それと同時に現れる、クセのない濃くまろ味のある花の香りは、バラの花弁と蓮の花の香りらしい。薄く色付いたふくよかな花弁を彷彿とさせ、清酒の透明な香りの中に散る様に華を添えてゆく。そして土台にはアンバー、サンダルウッド、ムスクと安定感のあるラストノートが配置されている。それらも濁る事なくトップとミドルの瑞々しさと甘さを最後まで支えており、ウッド系のサンダルウッドのおかげだろうか、時折日本酒の香りと相まって升に注がれた日本酒を思わせる香りを感じさせた。
全体的に変化は安定しており甘く濃厚な香りが足し算されてゆく香りだが、バニラやフルーツ、白い花系の主張の強い甘みでない分テンションは控えめで距離感が丁度良い。
夜桜を見ながらのしっとりとした酒席のような、色気を感じる浮世離れした香りに思えた。
いくつかのサイトの解説では専ら欲望に忠実な女性的な香りだと書かれてはいるが、むしろ男性にも纏ってもらいたい香りではある。
奔放で魅力的な女性に翻弄されてみるように、敢えて女性の香りを纏うというのも、何やら色気があって良いのではないか。
モクシーもまた夢の中のような香りだったが、その香りを纏いながら蒸し暑い現実の新宿を歩いていたら、漸く頭が夢から覚めていくのを感じた。
部屋に帰ると、やはり変わらずFantome Maulesは棚に置いてあった。
幾分か冷静になった頭で再度試香をすると、その複雑さがリアルに感じられた。
追記的に新たな所感を残したい。
ちなみに下記がかつて書いた所感なのだが
57.パリの夢(Rosa Nigra 他) - 日々の糧—香り日記—
ここで母性的な香りだと形容したFantome Maulesだったが、日本で抱いた所感は全く対照的で、どちらかと言うと男性用香水的なアロマティックグリーンの深みと硬質な柑橘系の渋みの奥にサンダルウッドの滑らかな甘みなど、いわゆる男性的な香りが浅く表面をコーティングしている様に感じられる。
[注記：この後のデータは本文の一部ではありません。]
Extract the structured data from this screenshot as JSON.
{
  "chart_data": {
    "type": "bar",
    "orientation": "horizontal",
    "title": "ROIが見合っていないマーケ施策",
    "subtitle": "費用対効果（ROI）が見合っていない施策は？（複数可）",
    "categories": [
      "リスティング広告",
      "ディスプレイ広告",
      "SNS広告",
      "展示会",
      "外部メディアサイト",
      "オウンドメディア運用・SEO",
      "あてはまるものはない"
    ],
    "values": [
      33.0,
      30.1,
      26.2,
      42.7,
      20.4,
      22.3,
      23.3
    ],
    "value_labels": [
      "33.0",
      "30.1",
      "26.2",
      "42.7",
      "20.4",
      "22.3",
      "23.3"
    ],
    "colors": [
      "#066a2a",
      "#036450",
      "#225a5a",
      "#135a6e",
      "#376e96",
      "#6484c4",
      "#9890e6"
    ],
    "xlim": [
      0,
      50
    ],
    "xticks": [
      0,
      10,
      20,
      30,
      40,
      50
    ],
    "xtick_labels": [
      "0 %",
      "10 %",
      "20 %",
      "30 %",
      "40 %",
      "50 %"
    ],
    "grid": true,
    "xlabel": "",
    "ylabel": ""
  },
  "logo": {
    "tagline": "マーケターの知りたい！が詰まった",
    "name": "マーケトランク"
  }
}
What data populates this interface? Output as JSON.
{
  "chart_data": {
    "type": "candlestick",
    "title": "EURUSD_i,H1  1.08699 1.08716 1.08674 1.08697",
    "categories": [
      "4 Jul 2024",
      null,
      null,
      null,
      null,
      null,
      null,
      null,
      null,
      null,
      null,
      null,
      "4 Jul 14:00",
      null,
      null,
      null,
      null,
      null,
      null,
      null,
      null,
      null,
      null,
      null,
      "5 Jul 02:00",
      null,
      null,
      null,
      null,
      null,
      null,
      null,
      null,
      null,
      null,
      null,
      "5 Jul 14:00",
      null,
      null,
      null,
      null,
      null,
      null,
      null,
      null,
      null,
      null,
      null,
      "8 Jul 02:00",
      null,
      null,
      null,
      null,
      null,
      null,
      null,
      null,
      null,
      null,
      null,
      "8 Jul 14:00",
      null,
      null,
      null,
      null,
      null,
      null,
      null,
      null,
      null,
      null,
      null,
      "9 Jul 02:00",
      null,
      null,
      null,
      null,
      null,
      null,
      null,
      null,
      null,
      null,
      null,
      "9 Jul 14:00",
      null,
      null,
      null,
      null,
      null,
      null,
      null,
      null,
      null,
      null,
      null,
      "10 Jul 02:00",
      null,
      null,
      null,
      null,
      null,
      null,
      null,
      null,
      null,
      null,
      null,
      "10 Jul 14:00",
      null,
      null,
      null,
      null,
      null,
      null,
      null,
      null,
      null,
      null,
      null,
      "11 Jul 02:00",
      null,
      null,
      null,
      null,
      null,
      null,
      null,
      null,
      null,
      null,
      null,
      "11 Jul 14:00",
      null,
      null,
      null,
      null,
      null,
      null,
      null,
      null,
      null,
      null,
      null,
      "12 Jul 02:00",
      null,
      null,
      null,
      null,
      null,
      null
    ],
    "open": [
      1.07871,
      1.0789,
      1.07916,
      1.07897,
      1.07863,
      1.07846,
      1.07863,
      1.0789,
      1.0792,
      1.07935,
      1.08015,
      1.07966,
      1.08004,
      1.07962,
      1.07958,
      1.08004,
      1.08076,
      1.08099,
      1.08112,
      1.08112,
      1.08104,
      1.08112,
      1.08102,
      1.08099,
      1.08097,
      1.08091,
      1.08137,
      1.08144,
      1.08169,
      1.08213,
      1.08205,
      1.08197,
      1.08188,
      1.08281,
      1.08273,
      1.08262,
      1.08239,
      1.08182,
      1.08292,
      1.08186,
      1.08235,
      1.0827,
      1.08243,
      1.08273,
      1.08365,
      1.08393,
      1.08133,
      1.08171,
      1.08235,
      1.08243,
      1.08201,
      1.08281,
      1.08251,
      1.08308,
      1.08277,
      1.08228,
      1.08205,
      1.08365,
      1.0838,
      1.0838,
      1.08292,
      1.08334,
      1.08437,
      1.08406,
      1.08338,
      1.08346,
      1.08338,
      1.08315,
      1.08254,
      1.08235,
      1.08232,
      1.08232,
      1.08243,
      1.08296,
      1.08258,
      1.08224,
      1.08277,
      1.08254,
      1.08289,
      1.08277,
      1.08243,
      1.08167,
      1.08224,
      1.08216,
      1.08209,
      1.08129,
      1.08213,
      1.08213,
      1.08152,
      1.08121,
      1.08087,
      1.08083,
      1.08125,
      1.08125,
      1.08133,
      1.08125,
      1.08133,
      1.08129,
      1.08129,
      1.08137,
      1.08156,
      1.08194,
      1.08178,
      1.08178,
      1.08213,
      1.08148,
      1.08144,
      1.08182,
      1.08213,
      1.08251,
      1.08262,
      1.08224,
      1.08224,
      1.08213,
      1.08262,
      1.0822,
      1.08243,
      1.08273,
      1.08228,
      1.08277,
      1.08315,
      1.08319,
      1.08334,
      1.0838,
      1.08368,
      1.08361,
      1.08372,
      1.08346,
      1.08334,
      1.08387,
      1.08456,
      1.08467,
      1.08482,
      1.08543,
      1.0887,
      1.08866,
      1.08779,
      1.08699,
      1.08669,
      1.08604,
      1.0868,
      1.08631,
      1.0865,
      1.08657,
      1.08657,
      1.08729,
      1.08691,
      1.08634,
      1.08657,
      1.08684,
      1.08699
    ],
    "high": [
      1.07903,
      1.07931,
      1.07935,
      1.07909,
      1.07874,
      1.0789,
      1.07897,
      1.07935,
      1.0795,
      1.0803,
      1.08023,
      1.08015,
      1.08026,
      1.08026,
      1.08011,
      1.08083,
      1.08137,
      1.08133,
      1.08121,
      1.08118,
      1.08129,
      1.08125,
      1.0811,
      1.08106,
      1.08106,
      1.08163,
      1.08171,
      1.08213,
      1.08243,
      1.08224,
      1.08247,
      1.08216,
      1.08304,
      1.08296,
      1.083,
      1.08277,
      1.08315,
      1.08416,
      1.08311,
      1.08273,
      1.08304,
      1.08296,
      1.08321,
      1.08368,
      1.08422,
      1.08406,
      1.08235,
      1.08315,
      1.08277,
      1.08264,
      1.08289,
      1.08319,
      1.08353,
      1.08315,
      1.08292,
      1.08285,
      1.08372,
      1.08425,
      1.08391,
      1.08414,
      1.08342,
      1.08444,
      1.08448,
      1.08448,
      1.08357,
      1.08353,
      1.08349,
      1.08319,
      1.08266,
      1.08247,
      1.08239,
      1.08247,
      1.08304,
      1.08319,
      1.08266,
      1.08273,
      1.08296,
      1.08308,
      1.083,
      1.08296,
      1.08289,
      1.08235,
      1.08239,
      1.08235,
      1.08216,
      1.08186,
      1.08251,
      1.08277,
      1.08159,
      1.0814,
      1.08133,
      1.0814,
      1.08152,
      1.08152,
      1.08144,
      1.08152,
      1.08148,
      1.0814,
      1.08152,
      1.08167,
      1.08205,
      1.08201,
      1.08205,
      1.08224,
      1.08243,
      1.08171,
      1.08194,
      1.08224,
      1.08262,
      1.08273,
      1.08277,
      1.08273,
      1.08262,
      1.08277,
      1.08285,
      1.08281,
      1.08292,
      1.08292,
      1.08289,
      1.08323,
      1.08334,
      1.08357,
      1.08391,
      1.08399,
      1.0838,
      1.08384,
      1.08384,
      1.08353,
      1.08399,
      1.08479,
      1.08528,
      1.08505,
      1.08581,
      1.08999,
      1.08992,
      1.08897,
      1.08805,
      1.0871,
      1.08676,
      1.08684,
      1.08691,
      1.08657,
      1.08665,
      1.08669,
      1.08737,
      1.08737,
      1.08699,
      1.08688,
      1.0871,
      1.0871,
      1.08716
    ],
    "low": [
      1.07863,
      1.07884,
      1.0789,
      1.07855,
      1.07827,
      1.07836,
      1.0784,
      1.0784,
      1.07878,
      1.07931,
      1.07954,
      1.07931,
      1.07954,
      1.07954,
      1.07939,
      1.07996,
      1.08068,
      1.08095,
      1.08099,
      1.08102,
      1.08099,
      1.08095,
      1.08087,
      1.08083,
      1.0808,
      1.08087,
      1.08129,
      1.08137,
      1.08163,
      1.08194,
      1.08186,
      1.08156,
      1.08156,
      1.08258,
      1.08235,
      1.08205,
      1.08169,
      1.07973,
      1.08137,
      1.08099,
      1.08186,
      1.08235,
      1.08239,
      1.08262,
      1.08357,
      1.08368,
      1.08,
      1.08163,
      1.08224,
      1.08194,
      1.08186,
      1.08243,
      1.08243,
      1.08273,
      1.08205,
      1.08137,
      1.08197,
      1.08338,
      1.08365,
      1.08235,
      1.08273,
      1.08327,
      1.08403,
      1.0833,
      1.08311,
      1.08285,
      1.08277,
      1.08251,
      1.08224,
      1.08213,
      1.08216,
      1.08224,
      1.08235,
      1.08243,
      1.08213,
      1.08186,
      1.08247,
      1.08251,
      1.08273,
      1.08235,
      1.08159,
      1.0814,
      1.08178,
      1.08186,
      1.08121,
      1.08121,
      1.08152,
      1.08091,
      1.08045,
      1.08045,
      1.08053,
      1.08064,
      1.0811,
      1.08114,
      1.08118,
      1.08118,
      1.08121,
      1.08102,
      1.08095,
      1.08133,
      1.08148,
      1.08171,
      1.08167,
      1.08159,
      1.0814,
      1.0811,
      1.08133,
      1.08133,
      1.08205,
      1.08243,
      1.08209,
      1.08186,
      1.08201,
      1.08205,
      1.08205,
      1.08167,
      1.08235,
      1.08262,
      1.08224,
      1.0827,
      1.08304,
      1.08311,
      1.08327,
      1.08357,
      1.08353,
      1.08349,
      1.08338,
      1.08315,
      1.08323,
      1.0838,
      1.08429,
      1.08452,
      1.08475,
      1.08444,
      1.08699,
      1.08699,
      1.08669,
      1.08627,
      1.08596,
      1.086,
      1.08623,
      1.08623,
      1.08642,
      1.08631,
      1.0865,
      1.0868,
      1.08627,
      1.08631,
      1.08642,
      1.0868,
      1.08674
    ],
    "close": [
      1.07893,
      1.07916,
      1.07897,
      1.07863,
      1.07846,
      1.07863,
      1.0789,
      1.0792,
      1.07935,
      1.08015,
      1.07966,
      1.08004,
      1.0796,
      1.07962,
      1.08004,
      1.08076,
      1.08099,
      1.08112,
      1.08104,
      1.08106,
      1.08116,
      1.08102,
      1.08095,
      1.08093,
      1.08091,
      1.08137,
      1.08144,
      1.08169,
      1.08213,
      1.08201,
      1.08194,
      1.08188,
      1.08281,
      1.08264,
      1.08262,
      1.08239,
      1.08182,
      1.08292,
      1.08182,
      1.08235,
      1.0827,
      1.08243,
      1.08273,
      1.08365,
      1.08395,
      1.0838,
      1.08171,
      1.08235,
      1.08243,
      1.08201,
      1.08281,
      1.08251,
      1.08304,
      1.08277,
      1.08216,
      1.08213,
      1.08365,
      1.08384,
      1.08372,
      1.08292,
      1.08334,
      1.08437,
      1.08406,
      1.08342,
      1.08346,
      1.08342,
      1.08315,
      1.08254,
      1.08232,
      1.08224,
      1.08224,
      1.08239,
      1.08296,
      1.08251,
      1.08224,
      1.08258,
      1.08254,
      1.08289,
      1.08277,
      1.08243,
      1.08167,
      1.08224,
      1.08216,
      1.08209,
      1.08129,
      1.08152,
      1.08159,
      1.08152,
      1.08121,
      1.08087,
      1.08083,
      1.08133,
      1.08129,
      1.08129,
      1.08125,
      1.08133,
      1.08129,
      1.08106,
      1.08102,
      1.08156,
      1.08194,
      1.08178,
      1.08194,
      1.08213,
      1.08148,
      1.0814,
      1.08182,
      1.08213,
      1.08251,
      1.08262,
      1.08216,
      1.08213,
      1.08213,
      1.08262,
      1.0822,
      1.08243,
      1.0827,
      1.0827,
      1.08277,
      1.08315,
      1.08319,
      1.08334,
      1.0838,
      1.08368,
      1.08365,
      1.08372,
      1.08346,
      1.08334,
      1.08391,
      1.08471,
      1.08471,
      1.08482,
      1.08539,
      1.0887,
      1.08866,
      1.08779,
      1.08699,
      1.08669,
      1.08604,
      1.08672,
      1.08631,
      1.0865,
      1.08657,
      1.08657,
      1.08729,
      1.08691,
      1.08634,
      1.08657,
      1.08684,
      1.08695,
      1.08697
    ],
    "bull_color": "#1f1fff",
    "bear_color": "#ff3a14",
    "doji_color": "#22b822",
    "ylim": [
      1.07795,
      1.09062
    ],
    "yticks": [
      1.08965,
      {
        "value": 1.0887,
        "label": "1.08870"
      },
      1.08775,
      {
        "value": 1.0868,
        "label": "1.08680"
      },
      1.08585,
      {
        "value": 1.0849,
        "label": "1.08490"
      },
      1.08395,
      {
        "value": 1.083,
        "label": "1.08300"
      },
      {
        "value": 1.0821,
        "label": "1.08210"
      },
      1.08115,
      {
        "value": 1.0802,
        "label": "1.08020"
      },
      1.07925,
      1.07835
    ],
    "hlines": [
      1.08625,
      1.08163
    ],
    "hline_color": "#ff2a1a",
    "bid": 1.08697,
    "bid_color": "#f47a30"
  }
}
しかし全体的な香りの層はさらに奥深く大きな葉の様に何重にも重なっていっぱいに敷き詰められている印象で、その配置された香りの間を見回すとき、木々のざわめくように香り全体が動くのを感じる。
夢から覚めた後で聞くFantome Maulesは、その森の中をさまよう怪人のイメージ通り、北欧の森とその中に住まうカオスを思わせた。物語の中でかろうじてその森の怪人を男だと分類できるように、ふと鼻を掠める表層的な記号から男性的な香水だと認識できる程度で、その周辺は深く暗く光源の見えない森が広がっている。
ここでのグリーンは、マドエレンのミントやフエギアのパンパのように私たちに寄り添い共に生きているグリーンの緻密でリアルな描写ではないように感じた。
先に言ったように複雑に積もった不明瞭な香りの中を、自分の知る記号を頼りに進んで行かねばならない体験は、ある種の自然との隔たりを感じられる。
日本には来ない類の深い香りだろう。悔しいが、今の私には到底使いこなせない香りだろうとも思う。
しかし、その土地に根差した辺境系の香水としては大変興味深い対象だとも改めて思った。
Fantome Maulesは今後様々な角度から考えて行きたい香りだと思った。
現実の世界でも少しずつ仲良くなって行けば良い。
夢の中も好きだが、その夢から覚めた後の、不思議な清々しさと静けさと窓から見える外の光が好きだったりする。